Thirty minutes into my first dinner date with Jeff, he leaned across the table and said, “you should know I’m eager to get married. And I want children, probably no more than two. A boy, hopefully, and I’d like him to have my name. How many kids do you want?”
Thus far, Jeff and I had talked about the weather, our jobs and how tasty the Lobster Thermidor looked on the restaurant menu. Now, suddenly, he was asking how committed I was to getting married and raising some kid named Jeff, Jr. My answer? I don’t know your last name. I have no idea whether we like the same music. If you went to the bathroom, I’m not sure I’d recognize you when you came back to the table. Why are we talking about this?
At the first Man Panel, I discovered premature talk from women about nuptials-and-nesting is the bane of every single man’s existence. Apparently, women who don’t talk about long-term domestic aspirations during the first few dates are a refreshing but rare exception to the norm.
I understand. We’re impatient. We’re getting older. Our mothers are commenting on our sagging butts and pressuring us for grandchildren. And it’s cold out here in Single Land.
But lots of singletons are rushing the process of intimacy, virtually ensuring their dates hit the eject button. One panelist groaned about a woman who had her ideal world structured down to the minutest detail – cohabitation in six months, first kid in a year, a dog named Bruno. Her and her prospective hubby’s combined salaries had to reach six figures. Their SUV had to be cherry red or teal. Their home could never contain wall-to-wall carpeting. All she needed was a handsome creature with a penis and paycheck to plop into the puzzle.
I suppose if all you want is to marry and procreate, utilizing this romantic litmus test makes sense, although who would even buy a pair of shoes before seeing how well they fit? Maybe you can commit to a puppy because it’s cute and fits some finite checklist of traits, but human beings have layers of character and complications that take months, more often years, to penetrate. Even shoes need to be broken in.
Some of the Man Panelists blamed this IPod world we live in, where we put other people on “shuffle,” giving them mere seconds to win and keep our attention. No longer do we luxuriate in the process of getting to know one another deeply. Instead, we drag-and-drop the essentials of our perfect partner into a shopping cart and expect them to arrive in a box from Amazon.com.
“What about what I want?” One panelist wondered aloud. “What about my time frame? What if we want the same things and I just need another six months to find out?”
Of course, if two individual life directions conflict, a relationship may not be in the cards. But doesn’t loving someone sometimes create new priorities and change life directions?
Ask me, relationships aren’t only worthwhile if they lead to marriage. Personally, I adore all those tinier, life-altering interactions I’ve had along the way, the ones that make me better for the men I link up with for the long haul.
During our date, Jeff grimaced when he found out I couldn’t ski, but gave me a point for loving sushi.

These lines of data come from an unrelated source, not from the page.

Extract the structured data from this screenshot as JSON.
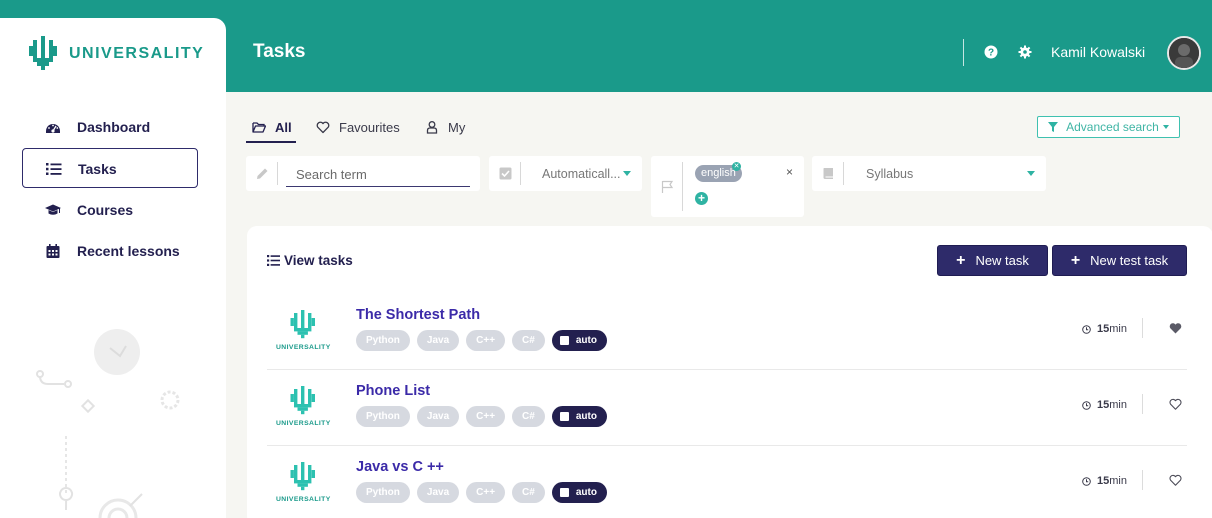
{
  "app": {
    "brand": "UNIVERSALITY",
    "brand_color": "#1a9a8a",
    "accent_dark": "#23204f"
  },
  "header": {
    "title": "Tasks",
    "user_name": "Kamil Kowalski",
    "icons": [
      "help-icon",
      "gear-icon"
    ]
  },
  "sidebar": {
    "items": [
      {
        "label": "Dashboard",
        "icon": "dashboard-icon",
        "active": false
      },
      {
        "label": "Tasks",
        "icon": "list-icon",
        "active": true
      },
      {
        "label": "Courses",
        "icon": "graduation-cap-icon",
        "active": false
      },
      {
        "label": "Recent lessons",
        "icon": "calendar-icon",
        "active": false
      }
    ]
  },
  "tabs": [
    {
      "label": "All",
      "icon": "folder-open-icon",
      "active": true
    },
    {
      "label": "Favourites",
      "icon": "heart-outline-icon",
      "active": false
    },
    {
      "label": "My",
      "icon": "user-icon",
      "active": false
    }
  ],
  "advanced_search": {
    "label": "Advanced search"
  },
  "filters": {
    "search_placeholder": "Search term",
    "auto_value": "Automaticall...",
    "language_chip": "english",
    "language_clear": "×",
    "add_language": "+",
    "syllabus_value": "Syllabus"
  },
  "panel": {
    "title": "View tasks",
    "new_task": "New task",
    "new_test_task": "New test task"
  },
  "tasks": [
    {
      "title": "The Shortest Path",
      "logo_label": "UNIVERSALITY",
      "tags": [
        "Python",
        "Java",
        "C++",
        "C#"
      ],
      "auto_label": "auto",
      "duration_value": "15",
      "duration_unit": "min",
      "favourite": true
    },
    {
      "title": "Phone List",
      "logo_label": "UNIVERSALITY",
      "tags": [
        "Python",
        "Java",
        "C++",
        "C#"
      ],
      "auto_label": "auto",
      "duration_value": "15",
      "duration_unit": "min",
      "favourite": false
    },
    {
      "title": "Java vs C ++",
      "logo_label": "UNIVERSALITY",
      "tags": [
        "Python",
        "Java",
        "C++",
        "C#"
      ],
      "auto_label": "auto",
      "duration_value": "15",
      "duration_unit": "min",
      "favourite": false
    }
  ]
}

Still, all I could think was, “dude, you already blew it.” Rather than being installed into some weird algorithm in a man’s head, I want to be mysterious to one another, welcoming the future as a blank slate full of possibilities.
At least until the check comes.


Nice Laura! Well said! I ‘ve been on dates like this where the guy wants to fit me into his open slot – usually my hips won’t fit in the space. I’ve also played the role of the ‘eager beaver’ idiot who divulges too much and scares men away after two dates. My moods and behavior on this issue fluctuate, daily, but reading your piece reminds me to chill, relax, and be smarter about dating.
Hmmmm.
It often all depends on where you are in your life, be it male or female. If you have a biological clock ticking loudly in your head, then maybe you don’t want to waste too much time? Some of us don’t want to hear the question of marraige at all! It certainly doesn’t mean much, compared to say… 20 or 30 years ago. So why rush into it? What are you rushing into?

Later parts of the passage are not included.